Intraoperative ultrasound plays a central role in hepatobiliary surgery for the detection of liver lesions, but image interpretation is challenging and operator-dependent. Evidence supporting artificial intelligence-based detection tools in this setting remains limited. This study was designed as a preliminary pilot feasibility study of a future intraoperative support system for decision-making. A retrospective dataset of 1,035 intraoperative ultrasound images containing malignant liver lesions was collected and manually annotated by an experienced hepatobiliary surgeon. Images were divided into a training set (n = 935) and a validation set (n = 100), comprising 114 lesions. Because this was an exploratory pilot study, all malignant lesions were analyzed as a single detection class.

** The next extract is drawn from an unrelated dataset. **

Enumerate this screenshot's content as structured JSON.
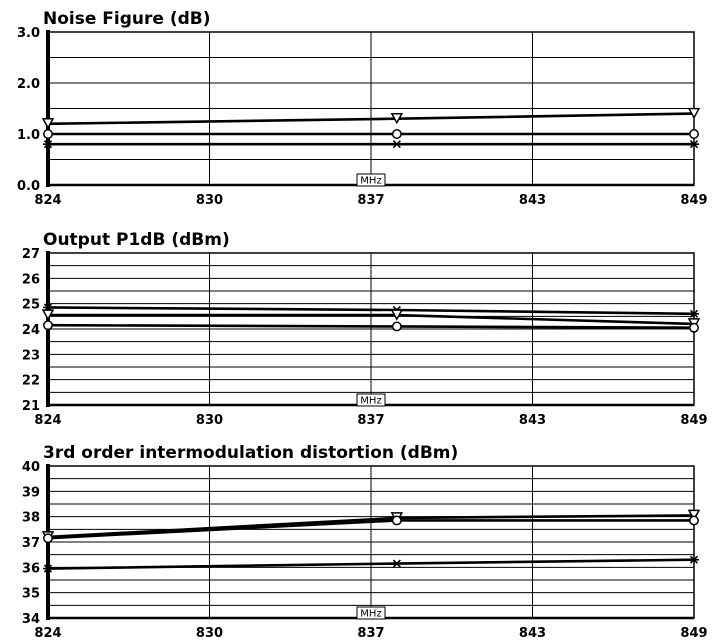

Three detection strategies were evaluated: a two-stage convolutional architecture (Cascade R-CNN), a single-stage detector (YOLO11), and a transformer-based model (RF-DETR). Performance was assessed using sensitivity, precision, and mean average precision (mAP). YOLO11 Medium achieved the highest sensitivity (63%), detecting 72 of 114 lesions while maintaining a precision of 62% and rapid offline inference. RF-DETR demonstrated the highest precision (80%) and superior localization accuracy ([email protected] approximately 70%), with sensitivity close to 60%. Cascade R-CNN showed balanced but inferior performance compared with YOLO11 and RF-DETR. Automated detection of malignant liver lesions in intraoperative ultrasound appears feasible in the preliminary pilot study. However, the observed sensitivity remains insufficient for autonomous intraoperative decision-making. YOLO11 and RF-DETR showed complementary strengths in sensitivity and precision, respectively, and should be regarded as exploratory support tools requiring further training, patient-level validation, and external multicenter evaluation before clinical implementation.